Toutefois, après cette accalmie, les tensions entre les deux se sont à nouveau aggravées récemment. Le 9 octobre, le ministère du Commerce chinois a annoncé de nouvelles mesures de contrôle des exportations sur les technologies liées aux terres rares. Donald Trump a menacé le pays le lendemain d’imposer de nouveaux droits de douane.

Rivalités technologiques

Les mesures adoptées sous Joe Biden sur les semi-conducteurs sont révélatrices de l’un des principaux aspects du duel aujourd’hui entre la Chine et les États-Unis : les rivalités
technologiques. En dehors de l’aspect économique, « le pays capable de produire des semi-conducteurs plus avancés disposera également d’un sérieux avantage militaire », expliquait le chercheur Chris Miller dans un article en 2023. Dans cette course, les États-Unis sont à ce jour en tête, en partie grâce à la production du géant américain Nvidia. Tandis que la Chine tente de rattraper son retard en investissant dans ce domaine, les États-Unis œuvrent pour l’en empêcher, avec des restrictions comme celles de 2022.

La rivalité technologique se matérialise également sur le terrain de l’intelligence artificielle : depuis janvier 2025, l’agent conversationnel chinois DeepSeek concurrence par exemple le chatbot américain ChatGPT (OpenAI). Selon l’économiste Bhaskar Chakravorti dans un article en février, l’essor rapide de DeepSeek montre que malgré les restrictions américaines, « il est possible de créer des systèmes d’IA avancés sans avoir accès aux processeurs les plus performants », ce qui « remet en cause la suprématie des États-Unis ».

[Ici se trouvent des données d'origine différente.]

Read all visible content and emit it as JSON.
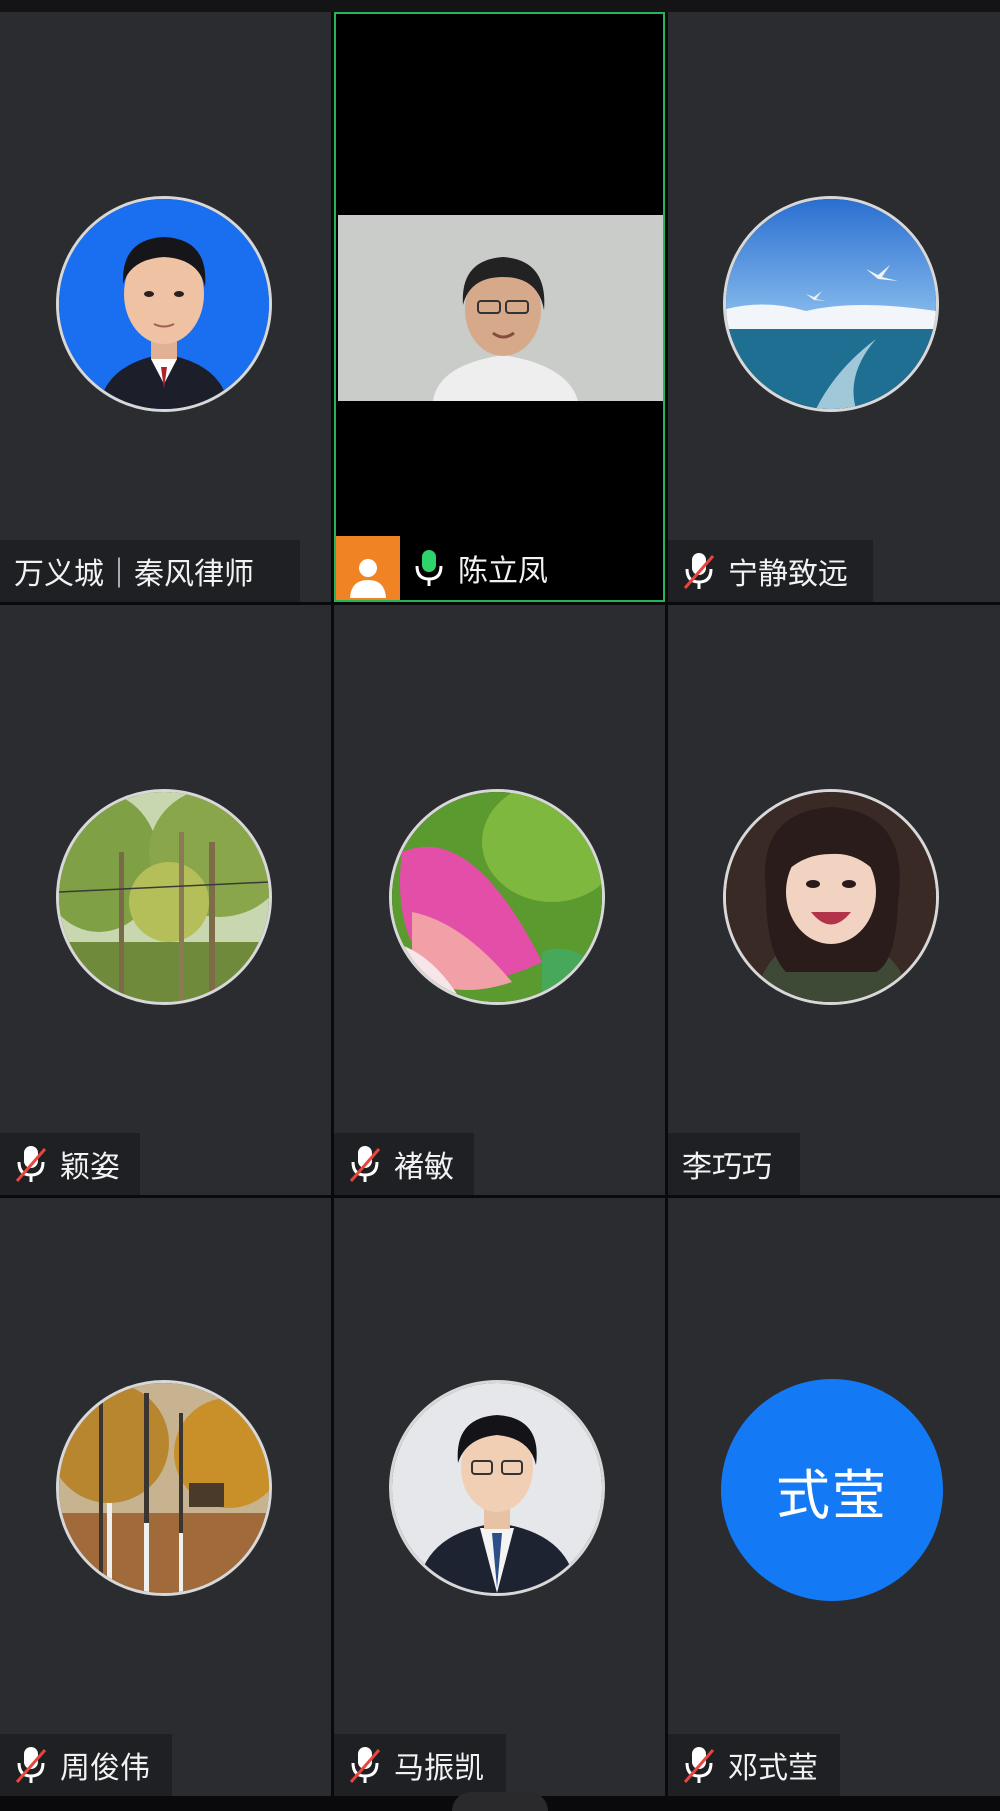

La Chine domine quant à elle le secteur des terres rares, dont les propriétés sont devenues indispensables à plusieurs industries, par exemple pour fabriquer les écrans tactiles des smartphones et les disques durs des ordinateurs. En 2023, le pays représentait 69 % de la production de ces métaux stratégiques et 40 % des réserves, selon l’Institut d’études géologiques des États-Unis, un organisme public. Comme les États-Unis avec les semi-conducteurs, la Chine cultive cette avance.

Quel impact sur le reste du monde ?

Au vu du poids respectif des deux pays, les périodes de tensions entre eux se répercutent sur le reste de l’économie mondiale, entraînant une baisse de la croissance internationale.

En avril 2025, l’OMC, une organisation de régulation des échanges internationaux, prévoyait ainsi des perspectives du commerce mondial « fortement dégradées », en raison de
l’augmentation des droits de douane américains. L’institution ajoutait que les « perturbations du commerce » entre les États-Unis et la Chine pouvaient entraîner « un important détournement d’échanges », par exemple avec des exportations chinoises réorientées vers le reste du monde et d’autres pays trouvant de nouvelles opportunités d’exportation vers les États-Unis.

Des économistes de la Banque centrale européenne prévoyaient aussi en juillet une hausse des importations chinoises dans la zone euro – ce qui s’est déjà matérialisé – entraînant une baisse des prix. Si l’escalade douanière entre la Chine et les États-Unis s’est apaisée pendant un temps, les tensions et leurs conséquences ne sont en effet pas encore durablement éloignées, comme le montre l’escalade récente.